Since the poor Danes are getting picked on by some less than happy Muslims, which, as Neckbone so aptly pointed out, is kinda like hating Switzerland if you don't like Swiss Cheese, let's help them out by supporting their products. Except for their cigarettes - they're bad for you.
This year, Groundhog Day and the State of the Union Address fall in the same week. As Air America Radio pointed out, "It is an ironic juxtaposition: one involves a meaningless ritual in which we look to a creature of little intelligence for prognostication, and the other involves a groundhog."
I was with Snay when he lost his virginity last night.
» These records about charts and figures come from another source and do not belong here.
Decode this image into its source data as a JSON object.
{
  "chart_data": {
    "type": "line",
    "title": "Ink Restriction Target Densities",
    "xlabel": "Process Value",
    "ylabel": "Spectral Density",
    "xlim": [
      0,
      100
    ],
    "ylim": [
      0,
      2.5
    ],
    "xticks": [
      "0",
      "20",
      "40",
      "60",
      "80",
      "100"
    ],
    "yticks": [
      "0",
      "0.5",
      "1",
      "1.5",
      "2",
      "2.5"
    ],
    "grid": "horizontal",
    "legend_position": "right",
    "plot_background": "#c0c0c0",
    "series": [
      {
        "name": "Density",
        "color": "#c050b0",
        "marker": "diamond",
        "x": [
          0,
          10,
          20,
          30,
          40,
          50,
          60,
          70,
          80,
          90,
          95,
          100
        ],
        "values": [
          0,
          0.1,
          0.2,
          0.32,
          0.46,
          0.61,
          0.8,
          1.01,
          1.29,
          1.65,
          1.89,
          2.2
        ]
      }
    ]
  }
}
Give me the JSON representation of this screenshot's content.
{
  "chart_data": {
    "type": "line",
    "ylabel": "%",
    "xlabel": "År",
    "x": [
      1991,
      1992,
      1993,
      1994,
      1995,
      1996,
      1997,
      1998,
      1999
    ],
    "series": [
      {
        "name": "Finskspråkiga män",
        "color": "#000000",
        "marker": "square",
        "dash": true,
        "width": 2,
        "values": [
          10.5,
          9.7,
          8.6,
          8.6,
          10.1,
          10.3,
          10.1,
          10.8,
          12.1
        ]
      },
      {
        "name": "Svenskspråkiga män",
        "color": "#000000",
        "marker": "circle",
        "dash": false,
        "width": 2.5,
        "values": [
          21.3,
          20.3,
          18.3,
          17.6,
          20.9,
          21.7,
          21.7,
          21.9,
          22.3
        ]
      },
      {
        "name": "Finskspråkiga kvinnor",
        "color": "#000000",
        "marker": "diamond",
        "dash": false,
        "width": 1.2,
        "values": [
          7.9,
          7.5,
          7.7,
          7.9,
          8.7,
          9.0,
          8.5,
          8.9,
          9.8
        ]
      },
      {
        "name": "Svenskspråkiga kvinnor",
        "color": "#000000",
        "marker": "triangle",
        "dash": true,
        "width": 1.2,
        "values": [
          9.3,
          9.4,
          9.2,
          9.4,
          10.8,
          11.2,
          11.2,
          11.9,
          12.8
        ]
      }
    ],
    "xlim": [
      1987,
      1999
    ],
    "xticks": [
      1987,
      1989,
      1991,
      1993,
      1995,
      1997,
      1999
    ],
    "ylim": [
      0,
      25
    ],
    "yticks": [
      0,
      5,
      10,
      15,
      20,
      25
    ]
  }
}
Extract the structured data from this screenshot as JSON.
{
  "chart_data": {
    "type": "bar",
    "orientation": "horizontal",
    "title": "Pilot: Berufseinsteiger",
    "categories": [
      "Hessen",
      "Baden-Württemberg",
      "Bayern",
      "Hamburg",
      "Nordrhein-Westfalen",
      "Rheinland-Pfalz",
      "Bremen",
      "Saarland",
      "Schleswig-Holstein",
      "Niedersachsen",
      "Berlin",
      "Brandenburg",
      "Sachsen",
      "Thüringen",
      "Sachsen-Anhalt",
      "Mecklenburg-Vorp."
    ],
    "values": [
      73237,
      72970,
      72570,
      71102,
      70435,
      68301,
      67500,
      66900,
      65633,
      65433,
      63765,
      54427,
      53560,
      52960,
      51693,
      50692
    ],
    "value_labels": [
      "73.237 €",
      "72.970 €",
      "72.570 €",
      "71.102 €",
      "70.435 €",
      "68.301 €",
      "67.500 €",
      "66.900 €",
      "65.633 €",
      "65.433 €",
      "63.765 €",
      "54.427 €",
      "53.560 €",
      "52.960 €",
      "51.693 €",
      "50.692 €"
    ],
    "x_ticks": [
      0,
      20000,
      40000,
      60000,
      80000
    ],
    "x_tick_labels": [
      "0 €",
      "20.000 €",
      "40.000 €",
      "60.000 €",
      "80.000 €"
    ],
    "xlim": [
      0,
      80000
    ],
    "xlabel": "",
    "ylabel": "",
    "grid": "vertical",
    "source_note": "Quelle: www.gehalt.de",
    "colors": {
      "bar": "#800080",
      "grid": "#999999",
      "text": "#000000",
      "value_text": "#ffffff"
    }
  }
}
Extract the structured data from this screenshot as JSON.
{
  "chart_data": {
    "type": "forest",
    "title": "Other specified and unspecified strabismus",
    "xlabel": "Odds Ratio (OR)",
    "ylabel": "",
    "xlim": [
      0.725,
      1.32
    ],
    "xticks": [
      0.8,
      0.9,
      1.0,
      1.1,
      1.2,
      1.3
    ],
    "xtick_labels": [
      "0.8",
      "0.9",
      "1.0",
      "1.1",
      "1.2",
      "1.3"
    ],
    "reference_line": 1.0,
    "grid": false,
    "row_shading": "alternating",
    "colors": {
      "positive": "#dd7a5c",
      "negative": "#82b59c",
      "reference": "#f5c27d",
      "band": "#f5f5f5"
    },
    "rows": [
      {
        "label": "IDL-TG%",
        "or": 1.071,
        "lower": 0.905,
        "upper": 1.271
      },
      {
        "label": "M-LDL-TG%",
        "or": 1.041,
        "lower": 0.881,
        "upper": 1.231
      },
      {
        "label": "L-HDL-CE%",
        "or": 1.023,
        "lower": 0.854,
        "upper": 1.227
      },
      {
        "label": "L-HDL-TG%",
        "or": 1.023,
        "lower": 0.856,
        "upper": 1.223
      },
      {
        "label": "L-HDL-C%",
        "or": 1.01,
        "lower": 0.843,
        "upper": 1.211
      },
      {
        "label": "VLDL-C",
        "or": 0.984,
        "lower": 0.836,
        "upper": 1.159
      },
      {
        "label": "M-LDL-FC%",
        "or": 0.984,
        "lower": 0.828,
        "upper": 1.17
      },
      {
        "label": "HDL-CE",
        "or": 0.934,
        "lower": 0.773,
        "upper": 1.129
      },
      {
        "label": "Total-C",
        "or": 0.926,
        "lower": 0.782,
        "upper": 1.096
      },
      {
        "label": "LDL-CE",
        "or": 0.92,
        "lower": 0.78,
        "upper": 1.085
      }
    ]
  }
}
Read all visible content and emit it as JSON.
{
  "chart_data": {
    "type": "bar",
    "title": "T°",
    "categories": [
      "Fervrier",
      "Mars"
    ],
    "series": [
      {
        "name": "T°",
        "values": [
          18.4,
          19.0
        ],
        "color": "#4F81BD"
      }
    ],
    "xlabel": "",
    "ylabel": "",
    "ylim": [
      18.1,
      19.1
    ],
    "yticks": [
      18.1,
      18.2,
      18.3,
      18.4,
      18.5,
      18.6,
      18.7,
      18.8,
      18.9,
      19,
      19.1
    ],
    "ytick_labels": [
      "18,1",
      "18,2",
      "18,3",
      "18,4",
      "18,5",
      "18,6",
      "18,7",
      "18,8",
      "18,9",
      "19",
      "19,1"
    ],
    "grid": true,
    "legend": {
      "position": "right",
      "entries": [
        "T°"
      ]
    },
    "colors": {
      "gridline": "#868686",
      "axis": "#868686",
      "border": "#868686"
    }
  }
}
Now, before you go getting all Mrs. Robinson on me - I'm talking about sushi, people. You see, Snay had never partaken in the carnal delight that is raw fish, seaweed and rice during his short, and sheltered existence. So last night, I carefully and gently guided him through the mysterious and exciting rituals of chopsticks, wasabi, pickled ginger, and the seemingly endless choices of maki, nigiri, shashimi, and a wide variety of rolls. The grasshopper did well (we need some work on chopstick technique - they aren't spears, my boy) and was very brave.
To reward him for his bravery, I took him to yet another place of adult debauchery which he had not yet experienced, and guided him down the dark steps, and into the catacombs where he received his first Resurrection, and it was good.
Once he recovered from these new found thrills, he quickly reverted back to his old self and chased the cats around my living room, giving them tummy rubs, telling me that Pumpkin looks like Ron Pearlman, and bragging to the cats that he "gives good butt scratch". Sigh.......
We have much work yet to do Eliza, Love Professor Higgins.